Namun Ical enggan menyebutkan secara pasti berapa dukungan kader Golkar di daerah kepada dirinya. "Tanya saja Mara (Lalu Mara)," jawab Ical singkat.
Lalu Mara, yang juga berada di tempat yang sama mengatakan, dalam survei internal dua bulan terakhir, Ical masih unggul dnegan mengantongi dukungan 70 persen.
"Pak Ical menang 70 persen dari survei yang dilakukan dua bulan terakhir. Sisanya 10 persen abstain, 20 persen menyebar ke beberapa nama. Di antaranya Surya Paloh, Yuddy Chrisnandi dan Ferry Mursyidan Baldan," kata sekretaris pribadi Ical ini.

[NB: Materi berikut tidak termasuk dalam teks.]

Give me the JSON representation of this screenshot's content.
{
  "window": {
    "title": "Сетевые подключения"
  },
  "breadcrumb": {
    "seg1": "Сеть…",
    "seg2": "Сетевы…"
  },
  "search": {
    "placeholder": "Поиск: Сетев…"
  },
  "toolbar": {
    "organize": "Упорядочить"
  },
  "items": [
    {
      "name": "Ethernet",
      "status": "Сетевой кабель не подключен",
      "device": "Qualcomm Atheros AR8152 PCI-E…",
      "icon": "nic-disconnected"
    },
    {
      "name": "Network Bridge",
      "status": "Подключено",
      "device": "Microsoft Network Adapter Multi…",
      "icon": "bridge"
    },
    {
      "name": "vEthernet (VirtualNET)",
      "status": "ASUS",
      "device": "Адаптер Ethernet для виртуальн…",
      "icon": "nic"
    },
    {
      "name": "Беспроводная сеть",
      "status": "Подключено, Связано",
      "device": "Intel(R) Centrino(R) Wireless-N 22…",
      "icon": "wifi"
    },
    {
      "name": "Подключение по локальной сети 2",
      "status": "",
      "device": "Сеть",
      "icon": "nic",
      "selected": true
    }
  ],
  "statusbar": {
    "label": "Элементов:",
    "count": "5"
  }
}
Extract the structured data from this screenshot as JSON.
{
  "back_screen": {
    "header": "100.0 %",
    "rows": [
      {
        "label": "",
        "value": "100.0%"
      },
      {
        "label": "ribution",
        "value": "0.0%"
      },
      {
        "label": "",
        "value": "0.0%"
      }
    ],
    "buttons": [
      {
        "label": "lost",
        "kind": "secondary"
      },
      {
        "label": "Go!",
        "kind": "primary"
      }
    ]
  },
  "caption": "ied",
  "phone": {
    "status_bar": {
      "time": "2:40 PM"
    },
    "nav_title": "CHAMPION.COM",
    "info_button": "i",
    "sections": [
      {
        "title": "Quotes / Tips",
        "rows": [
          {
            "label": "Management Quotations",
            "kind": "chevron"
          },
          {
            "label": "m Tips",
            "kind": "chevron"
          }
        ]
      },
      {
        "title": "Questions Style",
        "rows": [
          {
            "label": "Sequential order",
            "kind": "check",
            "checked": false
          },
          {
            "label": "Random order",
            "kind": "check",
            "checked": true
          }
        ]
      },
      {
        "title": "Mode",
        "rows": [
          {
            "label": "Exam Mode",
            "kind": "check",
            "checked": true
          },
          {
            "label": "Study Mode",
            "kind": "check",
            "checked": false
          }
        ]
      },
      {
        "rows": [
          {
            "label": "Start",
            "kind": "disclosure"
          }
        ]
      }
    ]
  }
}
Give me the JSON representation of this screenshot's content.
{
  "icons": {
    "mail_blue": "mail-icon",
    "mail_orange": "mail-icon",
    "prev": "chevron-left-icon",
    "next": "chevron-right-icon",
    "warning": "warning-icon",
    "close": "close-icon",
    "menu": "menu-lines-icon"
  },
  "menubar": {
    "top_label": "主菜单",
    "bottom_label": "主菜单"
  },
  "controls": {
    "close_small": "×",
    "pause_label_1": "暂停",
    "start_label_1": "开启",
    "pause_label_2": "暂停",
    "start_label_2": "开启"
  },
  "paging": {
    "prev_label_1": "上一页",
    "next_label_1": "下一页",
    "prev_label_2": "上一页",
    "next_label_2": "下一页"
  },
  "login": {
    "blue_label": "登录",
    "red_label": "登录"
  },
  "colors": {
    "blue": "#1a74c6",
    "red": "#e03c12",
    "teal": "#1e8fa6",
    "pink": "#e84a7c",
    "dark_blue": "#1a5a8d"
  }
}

Dia mengatakan, kubu Ical akan terus menyosialisasikan kepada kader Golkar di daerah agar tetap konsisten memilih Aburizal Bakrie. "Survei dilakukan kepada seluruh kader Golkar di DPD seluruh Indonesia. Teknis surveinya saya tidak tahu," imbuhnya.
Sebelumnya Ical dikabarkan telah kehilangan dukungan yang cukup signifikan sebagaimana hasil survei yang dilakukan oleh Lembaga Survei Indonesia (LSI) di internal Golkar.
Hasil survei LSI bulan lalu itu menunjukkan dari 430 DPD II Golkar yang disurvei, hanya 8 DPD yang mendukung Ical sebagai ketua umum Golkar berikutnya. 202 DPD justru memilih Surya Paloh.